Langour crept over the muser. She began to grow aweary of the sun. She felt as if her self-control were slipping from her grasp. Shadowy fears beset her. She did not like to be alone. She was glad when her husband came home from his official duties; and he became seriously alarmed at her altered demeanour. She seemed to be sinking into a state of lethargy, which might affect her mind. Mr. Pendarrel sent to beg Mrs. Winston to come and watch by her mother, who was evidently very ill. And Gertrude came, but for some time her presence seemed only to irritate the invalid. It might be observed that from about this day Esther entirely discontinued her old practice of calling her husband by the name which he had abandoned to obtain her hand.
CHAPTER XII.
Anne magis Siculi gemuerunt æra juvenci,
Aut magis auratis pendens laquearibus ensis
Purpureas subter cervices terruit, Imus;
Imus præcipites, quam si sibi dicat, intus
Palleat infelix, quod proxima nesciat uxor?
Persius.
Down, headlong, down—Say could that bull of fire,
Or thread-suspended sword such fear inspire,
As his, whose thoughts, to bosom-wife unknown,
Ring in his livid heart—Down, headlong, down?
That same evening the fugitive couple arrived in the metropolis, and took up their abode in apartments engaged for them by Mr. Riches at a hotel. It was time. Already they were beginning to long for other company than their own; a few days more might make their own companionship intolerable. One quarter of the moon had nearly taught them the vanity of the lover's chimera, that they were all-sufficient for one another. There was so much anxiety about their path, so much gloom around the present, so much dismay in the future, that their spirits drooped, and even love seemed to grow cold in their hearts. Let them beware, for they were united for ever. In the preservation of their mutual regard lay their only chance of peace; should that vanish, there was nothing but misery before them. The day might then come when Mildred would be qualified to receive succour from her mother, on the terms which Esther, in the fierceness of her first indignation, had not scrupled to prescribe.

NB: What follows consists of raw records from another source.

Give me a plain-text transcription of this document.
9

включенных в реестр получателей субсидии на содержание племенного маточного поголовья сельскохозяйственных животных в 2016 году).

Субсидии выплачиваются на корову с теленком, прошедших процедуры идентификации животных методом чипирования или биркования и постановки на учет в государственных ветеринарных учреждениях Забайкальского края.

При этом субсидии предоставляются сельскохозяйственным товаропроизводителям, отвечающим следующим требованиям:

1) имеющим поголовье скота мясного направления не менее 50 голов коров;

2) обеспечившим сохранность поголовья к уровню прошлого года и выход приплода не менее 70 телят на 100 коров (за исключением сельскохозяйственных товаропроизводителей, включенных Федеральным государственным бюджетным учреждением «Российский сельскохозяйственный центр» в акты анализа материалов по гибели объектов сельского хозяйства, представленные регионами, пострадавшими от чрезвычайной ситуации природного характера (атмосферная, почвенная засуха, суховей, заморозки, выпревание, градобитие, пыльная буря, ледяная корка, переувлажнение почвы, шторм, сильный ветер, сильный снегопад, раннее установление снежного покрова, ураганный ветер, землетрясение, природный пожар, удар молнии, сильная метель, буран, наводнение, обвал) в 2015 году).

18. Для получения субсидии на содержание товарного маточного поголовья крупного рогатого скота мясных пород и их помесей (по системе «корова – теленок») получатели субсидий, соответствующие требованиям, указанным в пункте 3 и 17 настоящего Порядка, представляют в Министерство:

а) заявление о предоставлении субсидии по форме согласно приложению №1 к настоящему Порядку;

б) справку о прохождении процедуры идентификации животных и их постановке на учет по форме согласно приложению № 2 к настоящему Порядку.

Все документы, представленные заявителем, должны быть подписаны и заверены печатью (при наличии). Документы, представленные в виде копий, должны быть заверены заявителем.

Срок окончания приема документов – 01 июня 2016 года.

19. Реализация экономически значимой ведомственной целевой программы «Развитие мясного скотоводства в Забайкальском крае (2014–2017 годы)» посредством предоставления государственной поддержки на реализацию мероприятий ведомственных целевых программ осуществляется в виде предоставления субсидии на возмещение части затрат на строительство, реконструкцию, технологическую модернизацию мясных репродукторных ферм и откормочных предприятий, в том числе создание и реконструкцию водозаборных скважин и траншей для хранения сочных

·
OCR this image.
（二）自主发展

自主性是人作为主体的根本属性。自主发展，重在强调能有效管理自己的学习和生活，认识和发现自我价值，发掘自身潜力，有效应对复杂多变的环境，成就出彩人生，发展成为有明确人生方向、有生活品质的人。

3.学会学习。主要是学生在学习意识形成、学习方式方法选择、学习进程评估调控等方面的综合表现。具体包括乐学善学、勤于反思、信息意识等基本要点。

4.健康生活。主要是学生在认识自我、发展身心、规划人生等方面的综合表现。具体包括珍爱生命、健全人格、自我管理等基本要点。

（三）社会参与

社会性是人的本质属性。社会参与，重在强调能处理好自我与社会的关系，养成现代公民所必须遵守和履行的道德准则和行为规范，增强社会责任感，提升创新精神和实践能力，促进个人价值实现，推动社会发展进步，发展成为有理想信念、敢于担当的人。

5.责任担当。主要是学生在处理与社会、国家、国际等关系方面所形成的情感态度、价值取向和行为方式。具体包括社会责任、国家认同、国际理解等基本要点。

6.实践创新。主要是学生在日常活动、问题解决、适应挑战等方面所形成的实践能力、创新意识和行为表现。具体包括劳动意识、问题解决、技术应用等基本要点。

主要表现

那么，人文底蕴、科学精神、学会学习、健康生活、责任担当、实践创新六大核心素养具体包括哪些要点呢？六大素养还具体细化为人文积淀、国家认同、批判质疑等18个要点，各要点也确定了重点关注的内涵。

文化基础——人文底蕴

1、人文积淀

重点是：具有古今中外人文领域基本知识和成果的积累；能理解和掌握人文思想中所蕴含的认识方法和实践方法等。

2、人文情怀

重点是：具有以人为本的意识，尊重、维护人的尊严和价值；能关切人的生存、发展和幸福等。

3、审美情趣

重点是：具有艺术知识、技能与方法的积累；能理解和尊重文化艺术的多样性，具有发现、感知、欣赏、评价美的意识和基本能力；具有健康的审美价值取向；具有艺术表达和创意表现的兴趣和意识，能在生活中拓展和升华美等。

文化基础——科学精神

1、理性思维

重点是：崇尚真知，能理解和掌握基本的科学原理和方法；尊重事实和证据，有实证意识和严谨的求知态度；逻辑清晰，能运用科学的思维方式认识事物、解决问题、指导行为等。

The sense of the fault they had committed lay at the bottom of their discontent. Mildred repented with bitter sorrow her rupture of all filial ties, and exaggerated her sister's account of the distress it had occasioned, thinking sometimes that she might even have broken her mother's heart. She forgot the severity with which she had lately been treated, and remembered only the tenderness which she had not seldom experienced. She often recollected how she had been pressed to her mother's bosom on the night of the fire, and she trembled to dwell upon the affection which one moment had cast away.